Thursday, September 1, 2016

Kenya starts to shift focus to chronic diseases while not relenting in HIV fight

A patient at a rural health camp in Mwae County, Kenya has his blood pressure checked as part of a full physical exam. If he needs hypertension treatment, he will get it as part of the cost of the camp. Photo: Bedad Mwangi

This was originally published on Global Health TV on June 28, 2016.

For some time, huge disparities between global health spending and the global disease burden have raised concerns that this funding was not being allocated based on the evidence. That is, money was not always going where the disease burden was greatest.

The Institute for Health Metrics and Evaluation (IHME) has pointed out that the disparities are most extreme in HIV/AIDS on the high end and non-communicable diseases (NCDs) on the low end.

As the toll from communicable diseases like AIDS and malaria decline and people live long enough to get NCDs, we need to invest more in fighting NCDs (also called “chronic diseases”) and reduce these glaring disparities between global health spending and disease burden. Countries like Botswana, Eritrea, Kenya Malawi, Mozambique, Rwanda, South Africa, Swaziland, Tanzania, Uganda, Zambia and Zambia — all countries that increased their treatment coverage by more than 25% between 2010 and 2015, according to UNAIDS — now have to pivot to NCDs without taking their eyes off of HIV.

Kenya is an excellent case in point.


Life expectancy there peaked in 1987, and then went down in the 1990s, as AIDS made its presence felt. But as more Kenyans have gotten AIDS treatment and new infections declined, life expectancy started going up again, and is expected to return to its historic peak of 60 years in 2017, according to a World Bank blog.

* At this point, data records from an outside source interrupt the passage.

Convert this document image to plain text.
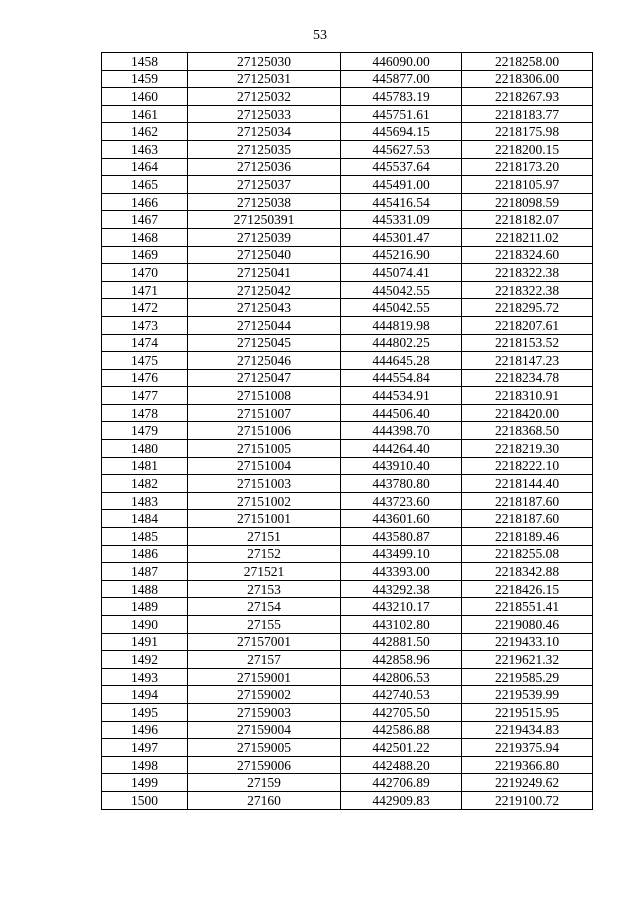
53
1458	27125030	446090.00	2218258.00
1459	27125031	445877.00	2218306.00
1460	27125032	445783.19	2218267.93
1461	27125033	445751.61	2218183.77
1462	27125034	445694.15	2218175.98
1463	27125035	445627.53	2218200.15
1464	27125036	445537.64	2218173.20
1465	27125037	445491.00	2218105.97
1466	27125038	445416.54	2218098.59
1467	271250391	445331.09	2218182.07
1468	27125039	445301.47	2218211.02
1469	27125040	445216.90	2218324.60
1470	27125041	445074.41	2218322.38
1471	27125042	445042.55	2218322.38
1472	27125043	445042.55	2218295.72
1473	27125044	444819.98	2218207.61
1474	27125045	444802.25	2218153.52
1475	27125046	444645.28	2218147.23
1476	27125047	444554.84	2218234.78
1477	27151008	444534.91	2218310.91
1478	27151007	444506.40	2218420.00
1479	27151006	444398.70	2218368.50
1480	27151005	444264.40	2218219.30
1481	27151004	443910.40	2218222.10
1482	27151003	443780.80	2218144.40
1483	27151002	443723.60	2218187.60
1484	27151001	443601.60	2218187.60
1485	27151	443580.87	2218189.46
1486	27152	443499.10	2218255.08
1487	271521	443393.00	2218342.88
1488	27153	443292.38	2218426.15
1489	27154	443210.17	2218551.41
1490	27155	443102.80	2219080.46
1491	27157001	442881.50	2219433.10
1492	27157	442858.96	2219621.32
1493	27159001	442806.53	2219585.29
1494	27159002	442740.53	2219539.99
1495	27159003	442705.50	2219515.95
1496	27159004	442586.88	2219434.83
1497	27159005	442501.22	2219375.94
1498	27159006	442488.20	2219366.80
1499	27159	442706.89	2219249.62
1500	27160	442909.83	2219100.72
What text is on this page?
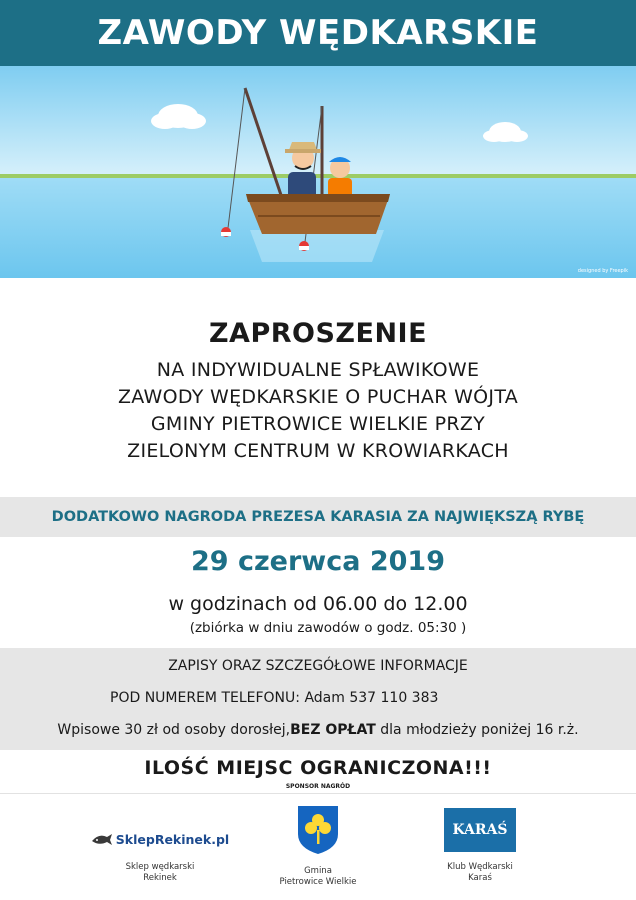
ZAWODY WĘDKARSKIE
designed by Freepik
ZAPROSZENIE
NA INDYWIDUALNE SPŁAWIKOWE
ZAWODY WĘDKARSKIE O PUCHAR WÓJTA
GMINY PIETROWICE WIELKIE PRZY
ZIELONYM CENTRUM W KROWIARKACH
DODATKOWO NAGRODA PREZESA KARASIA ZA NAJWIĘKSZĄ RYBĘ
29 czerwca 2019
w godzinach od 06.00 do 12.00
(zbiórka w dniu zawodów o godz. 05:30 )
ZAPISY ORAZ SZCZEGÓŁOWE INFORMACJE
POD NUMEREM TELEFONU: Adam 537 110 383
Wpisowe 30 zł od osoby dorosłej,BEZ OPŁAT dla młodzieży poniżej 16 r.ż.
ILOŚĆ MIEJSC OGRANICZONA!!!
SPONSOR NAGRÓD
SklepRekinek.pl
Sklep wędkarski
Rekinek
Gmina
Pietrowice Wielkie
KARAŚ
Klub Wędkarski
Karaś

That’s great news but that silver lining contains some bad news: Some people are now living long enough to get an NCD like cardiovascular and respiratory disease, diabetes and cancer.

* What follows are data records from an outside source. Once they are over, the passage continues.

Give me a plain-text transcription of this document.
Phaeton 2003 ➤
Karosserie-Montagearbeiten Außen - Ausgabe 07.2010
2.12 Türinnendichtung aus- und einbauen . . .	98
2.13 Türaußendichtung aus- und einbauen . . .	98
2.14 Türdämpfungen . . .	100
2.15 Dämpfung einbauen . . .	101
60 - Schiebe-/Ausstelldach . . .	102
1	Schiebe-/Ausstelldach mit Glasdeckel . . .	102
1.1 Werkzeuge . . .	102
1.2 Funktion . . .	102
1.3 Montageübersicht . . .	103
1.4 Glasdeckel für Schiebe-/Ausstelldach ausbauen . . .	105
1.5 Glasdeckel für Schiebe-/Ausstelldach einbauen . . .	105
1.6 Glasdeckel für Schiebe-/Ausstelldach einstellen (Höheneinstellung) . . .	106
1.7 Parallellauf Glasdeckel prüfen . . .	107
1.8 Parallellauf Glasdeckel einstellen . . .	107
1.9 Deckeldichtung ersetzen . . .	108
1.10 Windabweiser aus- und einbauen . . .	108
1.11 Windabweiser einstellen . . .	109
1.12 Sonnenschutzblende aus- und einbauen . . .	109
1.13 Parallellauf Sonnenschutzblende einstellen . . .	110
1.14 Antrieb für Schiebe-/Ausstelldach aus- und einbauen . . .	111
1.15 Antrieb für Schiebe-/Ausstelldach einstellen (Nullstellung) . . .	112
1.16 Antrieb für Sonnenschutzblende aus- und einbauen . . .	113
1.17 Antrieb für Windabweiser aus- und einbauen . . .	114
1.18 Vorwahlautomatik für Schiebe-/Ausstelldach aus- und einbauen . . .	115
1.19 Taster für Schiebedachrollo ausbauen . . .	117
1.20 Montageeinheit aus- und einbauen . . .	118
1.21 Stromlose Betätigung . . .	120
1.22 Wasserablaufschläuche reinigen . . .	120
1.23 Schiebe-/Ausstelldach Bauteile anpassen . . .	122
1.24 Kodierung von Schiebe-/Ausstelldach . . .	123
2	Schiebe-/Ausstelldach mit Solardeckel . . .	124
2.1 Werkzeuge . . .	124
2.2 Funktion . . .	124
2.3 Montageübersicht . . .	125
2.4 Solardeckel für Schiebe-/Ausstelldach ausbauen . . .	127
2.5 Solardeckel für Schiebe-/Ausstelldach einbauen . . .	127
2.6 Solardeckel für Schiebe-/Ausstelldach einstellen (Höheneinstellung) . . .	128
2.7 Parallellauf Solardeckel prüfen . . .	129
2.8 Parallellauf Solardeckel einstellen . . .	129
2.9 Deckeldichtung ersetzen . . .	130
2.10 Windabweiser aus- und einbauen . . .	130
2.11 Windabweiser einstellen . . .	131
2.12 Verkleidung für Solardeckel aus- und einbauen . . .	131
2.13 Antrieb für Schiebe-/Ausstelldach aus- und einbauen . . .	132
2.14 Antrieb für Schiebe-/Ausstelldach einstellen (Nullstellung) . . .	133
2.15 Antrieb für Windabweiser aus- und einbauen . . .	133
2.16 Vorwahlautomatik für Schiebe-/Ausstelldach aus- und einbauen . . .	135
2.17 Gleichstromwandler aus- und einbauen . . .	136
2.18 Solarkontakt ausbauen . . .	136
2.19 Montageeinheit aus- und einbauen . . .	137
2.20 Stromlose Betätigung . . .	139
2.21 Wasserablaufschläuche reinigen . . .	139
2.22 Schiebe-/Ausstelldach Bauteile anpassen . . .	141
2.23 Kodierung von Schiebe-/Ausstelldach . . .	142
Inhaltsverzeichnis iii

Annually, 28 million people die from NCDs in low- and middle-income countries, representing nearly 75% of deaths from NCDs globally. Health programs, therefore, must turn their attention to this new pandemic without losing focus on the existing AIDS pandemic. And donors and governments must follow suit with funding that is in synch with the disease burden and not based on 1990s realities.

Dr. Samuel Mwenda is a seasoned soldier against both pandemics. For 13 years, as the general secretary and CEO of the Christian Health Association of Kenya, a network of Protestant church facilities in Kenya, he has led CHAK’s approach to HIV/AIDS prevention, care and treatment.

CHAK has made significant contributions to the national fight against AIDS in the four most populous provinces of the country and now supports over 41,000 clients with antiretroviral therapy, representing about 9% of the total number of patients nationally. Kenya now has the second largest treatment program in Africa (after South Africa), with nearly 900,000 people on treatment at the end of 2015.

CHAK has helped Kenya become an AIDS success story. UNAIDS says that Kenya is one of the countries “showing the most remarkable progress in expanding access to antiretroviral medicines and reducing the number of new infections.”

Several years ago, CHAK turned its attention to the emerging pandemic of NCDs, and began working on hypertension and diabetes. Seventy percent of the global cancer burden is in low- and middle-income countries like Kenya, where the probability of dying between the ages of 30 and 70 from one of the four main NCDs is 18%. NCDs account for 27% of deaths in Kenya, according to the World Health Organization.

In 2015, with the support of Novartis Access, CHAK started offering a portfolio of products to treat diabetes, hypertension, asthma and breast cancer at an end price not to exceed $1.50 per treatment per month. The program is currently in three counties of Kenya and is expected to be in all 47 counties by the end of 2017, and followed soon by Ethiopia, Rwanda and Senegal. The program hopes to be in 30 countries by 2020, depending on government and stakeholder demand.

Novartis Access calls its program a “social business,” which it expects to eventually create value, not only for society but also for Novartis.

“A key learning from HIV programs was that you cannot build awareness until there is treatment,” said Mwenda. “It's the same with NCDs. It's access to treatment that gets individuals and families to learn about heart disease and diabetes and to come forward for diagnosis. When people see others in their communities living long, healthy and productive lives despite NCDs, it makes them more willing to invest their own time and resources in treatment.”

“Africa is rapidly overcoming the challenges of infectious diseases,” said Mwenda. “Much of that is due to the commitment of faith-based organizations, that  provide about half of all health care in the countries south of the Sahara. I believe that the same God-given mandate that we had to conquer polio and AIDS requires us to get serious about diabetes and cancer.”

On June 19, Mwenda became the third recipient of the Christian International Health Champion Award, which honors an individual who has dedicated his/her life to global health from a Christian perspective and has made significant contributions to the field and to Christian Connections for International Health (CCIH), which presented him with the award. Full disclosure: David J. Olson is a board member of CCIH.